The discounted cash flow calculator produces an overvalued rating, with negative safety margins. The default growth rate in the growth phase is 20%, almost a third less than the 10-year earnings per share without the NRI average. At the 20% growth rate, the DCF number is a margin of safety of -107.46%; at 29%, we obtain a margin of safety of -12.11%.
Obviously, investors will have to do their homework on these valuations.
Overview of fundamentals
As of the close of trading on July 21, Monolithic had a perfect GF score of 100 out of 100. It stands alone with that score, making it the highest-rated public company in America, based on fundamentals:
Despite the scoreline, Monolithic was down to just six gurus by the end of the first quarter.
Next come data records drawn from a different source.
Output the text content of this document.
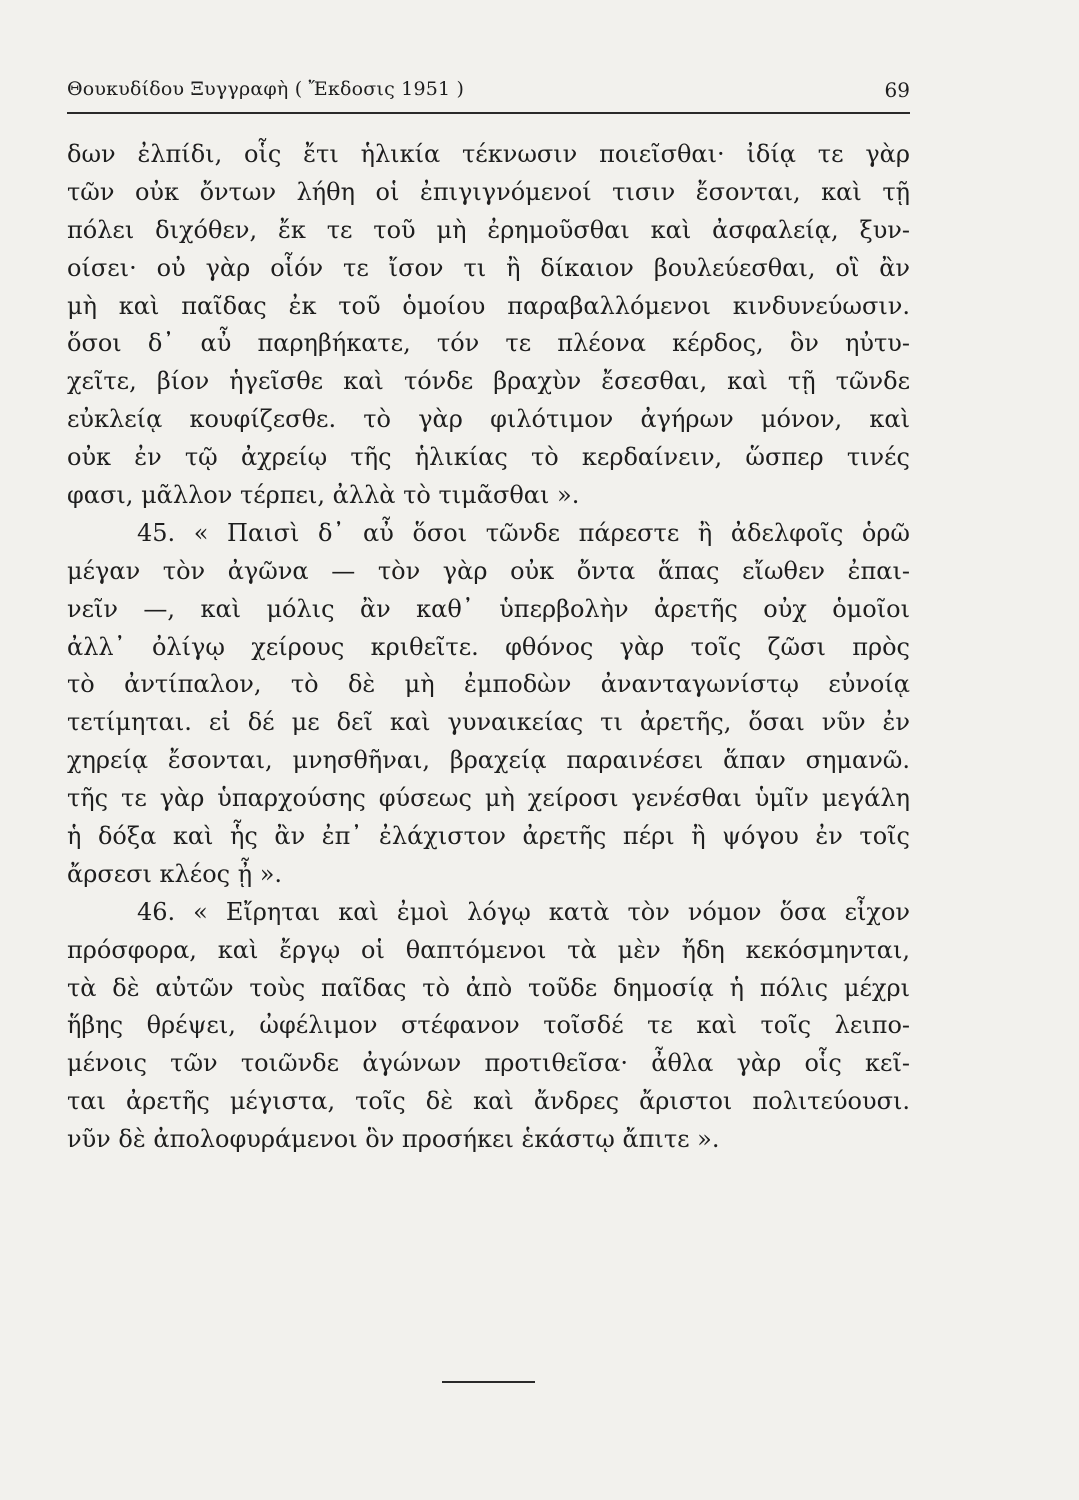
Θουκυδίδου Ξυγγραφὴ ( Ἔκδοσις 1951 )	69
δων ἐλπίδι, οἷς ἔτι ἡλικία τέκνωσιν ποιεῖσθαι· ἰδίᾳ τε γὰρ
τῶν οὐκ ὄντων λήθη οἱ ἐπιγιγνόμενοί τισιν ἔσονται, καὶ τῇ
πόλει διχόθεν, ἔκ τε τοῦ μὴ ἐρημοῦσθαι καὶ ἀσφαλείᾳ, ξυν-
οίσει· οὐ γὰρ οἷόν τε ἴσον τι ἢ δίκαιον βουλεύεσθαι, οἳ ἂν
μὴ καὶ παῖδας ἐκ τοῦ ὁμοίου παραβαλλόμενοι κινδυνεύωσιν.
ὅσοι δ᾽ αὖ παρηβήκατε, τόν τε πλέονα κέρδος, ὃν ηὐτυ-
χεῖτε, βίον ἡγεῖσθε καὶ τόνδε βραχὺν ἔσεσθαι, καὶ τῇ τῶνδε
εὐκλείᾳ κουφίζεσθε. τὸ γὰρ φιλότιμον ἀγήρων μόνον, καὶ
οὐκ ἐν τῷ ἀχρείῳ τῆς ἡλικίας τὸ κερδαίνειν, ὥσπερ τινές
φασι, μᾶλλον τέρπει, ἀλλὰ τὸ τιμᾶσθαι ».
45. « Παισὶ δ᾽ αὖ ὅσοι τῶνδε πάρεστε ἢ ἀδελφοῖς ὁρῶ
μέγαν τὸν ἀγῶνα — τὸν γὰρ οὐκ ὄντα ἅπας εἴωθεν ἐπαι-
νεῖν —, καὶ μόλις ἂν καθ᾽ ὑπερβολὴν ἀρετῆς οὐχ ὁμοῖοι
ἀλλ᾽ ὀλίγῳ χείρους κριθεῖτε. φθόνος γὰρ τοῖς ζῶσι πρὸς
τὸ ἀντίπαλον, τὸ δὲ μὴ ἐμποδὼν ἀνανταγωνίστῳ εὐνοίᾳ
τετίμηται. εἰ δέ με δεῖ καὶ γυναικείας τι ἀρετῆς, ὅσαι νῦν ἐν
χηρείᾳ ἔσονται, μνησθῆναι, βραχείᾳ παραινέσει ἅπαν σημανῶ.
τῆς τε γὰρ ὑπαρχούσης φύσεως μὴ χείροσι γενέσθαι ὑμῖν μεγάλη
ἡ δόξα καὶ ἧς ἂν ἐπ᾽ ἐλάχιστον ἀρετῆς πέρι ἢ ψόγου ἐν τοῖς
ἄρσεσι κλέος ᾖ ».
46. « Εἴρηται καὶ ἐμοὶ λόγῳ κατὰ τὸν νόμον ὅσα εἶχον
πρόσφορα, καὶ ἔργῳ οἱ θαπτόμενοι τὰ μὲν ἤδη κεκόσμηνται,
τὰ δὲ αὐτῶν τοὺς παῖδας τὸ ἀπὸ τοῦδε δημοσίᾳ ἡ πόλις μέχρι
ἥβης θρέψει, ὠφέλιμον στέφανον τοῖσδέ τε καὶ τοῖς λειπο-
μένοις τῶν τοιῶνδε ἀγώνων προτιθεῖσα· ἆθλα γὰρ οἷς κεῖ-
ται ἀρετῆς μέγιστα, τοῖς δὲ καὶ ἄνδρες ἄριστοι πολιτεύουσι.
νῦν δὲ ἀπολοφυράμενοι ὃν προσήκει ἑκάστῳ ἄπιτε ».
These three had the biggest stakes:
Jim Simons(Businesses, portfolio)’ Renaissance Technologies held 153,526 shares after reducing its stake by 15.27%. This represented 0.33% of Monolithic’s outstanding shares and 0.09% of Renaissance’s assets under management.
Jerome Dodson(Trades, Portfolio) Parnassus Fund held 50,262 shares, an increase of 2.79% from the previous quarter-end.
Ray DalioBridgewater Associates of (Trades, Portfolio) held 10,119 shares, a new stake.
Monolithic Power Systems has many attractions for investors.
First, it has a track record of reliably generating revenue, which translates into earnings per share and should lead to share price appreciation and continued dividend growth. Second, it has an exceptionally good fundamentals score which should remain high due to its competitive advantages. Third, and whether it is undervalued or not, it is currently trading below its long-term average price.
Value investors who consider Monolithic to be undervalued will also note that it has no debt and may put it on their shortlists. Growth investors hoping for history to repeat itself may want to watch it. But income investors should look elsewhere for a stock with a significantly higher dividend.